Single by Buddy Knox with The Rhythm Orchids

from the album Buddy Knox
- B-side: "Devil Woman"
- Released: August 1957
- Genre: Rockabilly
- Length: 2:18
- Label: Roulette
- Songwriter(s): Buddy Knox

Buddy Knox with The Rhythm Orchids singles chronology
| "Rock Your Little Baby to Sleep" (1957) | "Hula Love" (1957) | "Swingin' Daddy" (1957) |

= Hula Love =

"My Hula Hula Love" is a song with words by Edward Madden and music by Percy Wenrich published in 1911. It was adapted and retitled "Hula Love" by Buddy Knox in 1957 and performed by Knox with The Rhythm Orchids.
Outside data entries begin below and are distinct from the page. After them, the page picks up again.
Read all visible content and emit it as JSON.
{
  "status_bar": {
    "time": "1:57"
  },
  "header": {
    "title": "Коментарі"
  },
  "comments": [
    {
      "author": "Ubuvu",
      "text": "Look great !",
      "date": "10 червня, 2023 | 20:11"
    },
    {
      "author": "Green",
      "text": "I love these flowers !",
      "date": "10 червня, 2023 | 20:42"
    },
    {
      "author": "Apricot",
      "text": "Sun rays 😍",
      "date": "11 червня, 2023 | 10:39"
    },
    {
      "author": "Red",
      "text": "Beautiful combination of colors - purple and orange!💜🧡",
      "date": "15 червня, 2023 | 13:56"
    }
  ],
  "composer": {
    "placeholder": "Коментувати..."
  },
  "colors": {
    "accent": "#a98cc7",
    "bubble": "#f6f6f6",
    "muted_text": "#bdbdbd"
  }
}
The song was featured on his 1959 album, Buddy Knox.

==Chart performance==
It reached #9 on the U.S. and #13 on the U.S. R&B chart in 1957. In Canada, the CHUM Charts ranked the song at #3.

==Popular culture==
- Buddy Knox sang the song in the 1957 film Jamboree.

==Other versions==
- Bob Lenox released a version of the song on a 1957 various artist's EP.
- Peter Kraus featuring Werner Müller and His Orchestra released a version of the song in German as the B-side to his 1958 single "Rosmarie" and it reached #1 in Germany.
- Hank Snow released a version of the song as a single in 1966, but it did not chart.
- Mud released a version of the song as a single in 1975 reaching #38 in Germany.
- Amos Garrett released a version of the song on his 1980 album Go Cat Go.
- Pearl Harbour released a version of the song as a single in 1984, but it did not chart.